Unnamed: 0,Category,Message
0,ham,"Go until jurong point, crazy.. Available only ..."
1,ham,Ok lar... Joking wif u oni...
2,spam,Free entry in 2 a wkly comp to win FA Cup fina...
3,ham,U dun say so early hor... U c already then say...
4,ham,"Nah I don't think he goes to usf, he lives aro..."


In [4]:
# Display the last 5 rows of the dataset
df.tail()

Unnamed: 0,Category,Message
5567,spam,This is the 2nd time we have tried 2 contact u...
5568,ham,Will ü b going to esplanade fr home?
5569,ham,"Pity, * was in mood for that. So...any other s..."
5570,ham,The guy did some bitching but I acted like i'd...
5571,ham,Rofl. Its true to its name


# Step 3: Create a binary label for spam/non-spam

In [5]:
# Convert the 'Category' column to a binary label 'IsSpam' (1 for 'spam', 0 for 'ham')
df['IsSpam'] = df['Category'].apply(lambda x: 1 if x == 'spam' else 0)

In [6]:
# Display the first 10 rows of the dataset with the new 'IsSpam' column
df.head(10)

Unnamed: 0,Category,Message,IsSpam
0,ham,"Go until jurong point, crazy.. Available only ...",0
1,ham,Ok lar... Joking wif u oni...,0
2,spam,Free entry in 2 a wkly comp to win FA Cup fina...,1
3,ham,U dun say so early hor... U c already then say...,0
4,ham,"Nah I don't think he goes to usf, he lives aro...",0
5,spam,FreeMsg Hey there darling it's been 3 week's n...,1
6,ham,Even my brother is not like to speak with me. ...,0
7,ham,As per your request 'Melle Melle (Oru Minnamin...,0
8,spam,WINNER!! As a valued network customer you have...,1
9,spam,Had your mobile 11 months or more? U R entitle...,1


# Step 4: Split the dataset into training and testing sets

In [7]:
X_train, X_test, y_train, y_test = train_test_split(df.Message, df.IsSpam, test_size=0.25)

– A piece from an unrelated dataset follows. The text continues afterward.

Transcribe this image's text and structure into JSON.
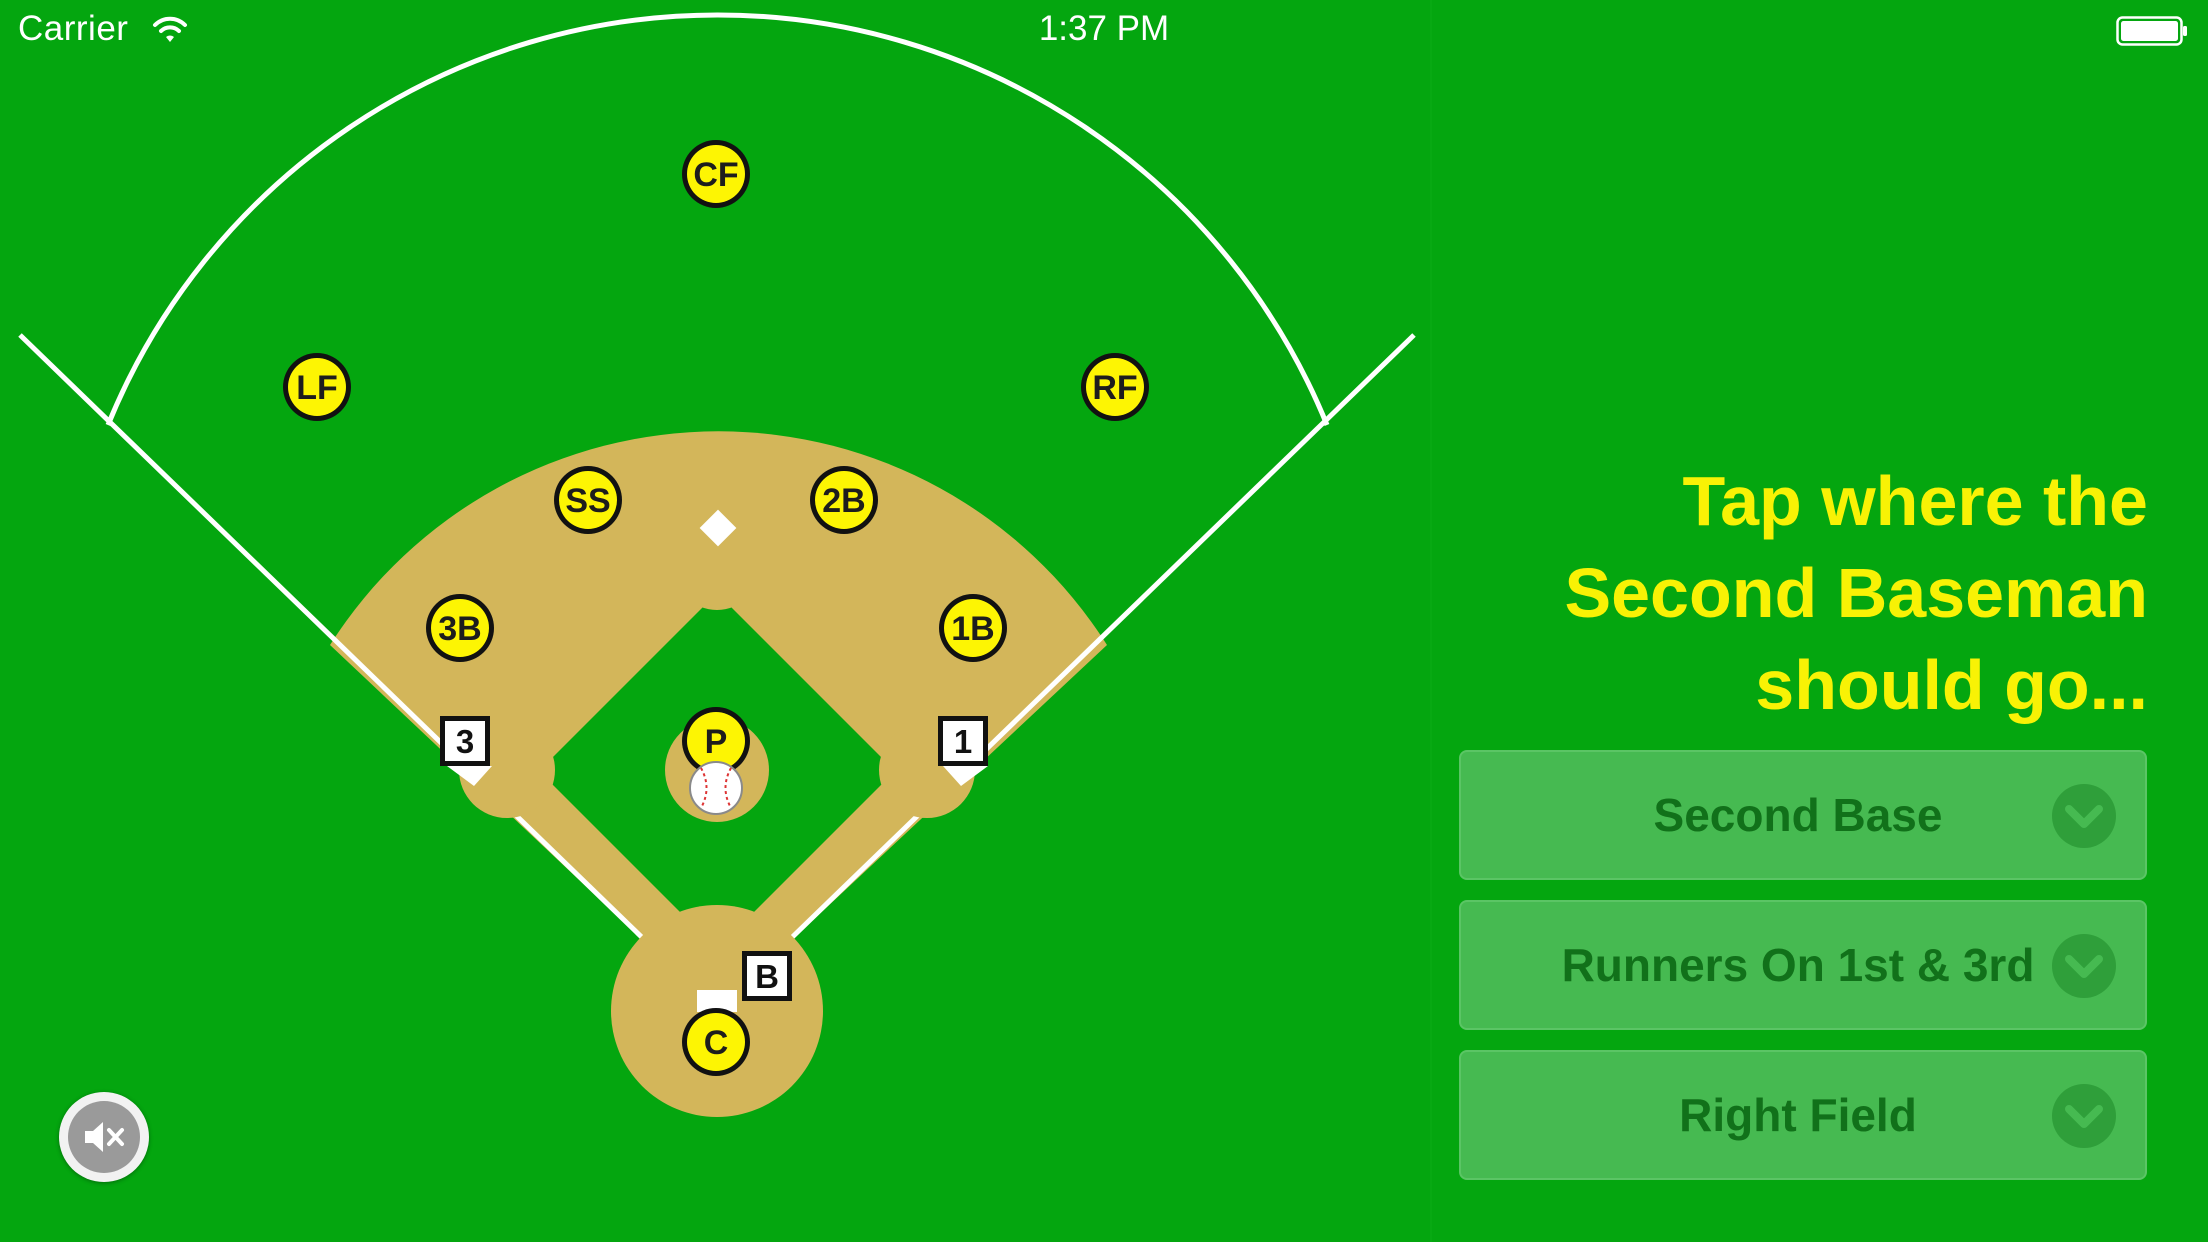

# Step 5: Build a text classification pipeline

In [8]:
# Create a text classification pipeline using CountVectorizer and Multinomial Naive Bayes
text_classifier = Pipeline([
    ('vectorizer', CountVectorizer()),  # Convert text data into numerical features
    ('nb', MultinomialNB())  # Train a Multinomial Naive Bayes classifier
])

# Train the text classification model on the training data
text_classifier.fit(X_train, y_train)

# Step 6: Predict spam or non-spam for a list of email strings

In [9]:
# Create a list of email strings (spam and non-spam)
email = [
    "Congratulations! You've won a free vacation!",
    "Hello, could you please send me the report by tomorrow?"
]

# Use the trained model to predict whether the emails are spam or non-spam
email_predictions = text_classifier.predict(email)

# Print the predictions
print("Email Predictions:", email_predictions)


Email Predictions: [1 0]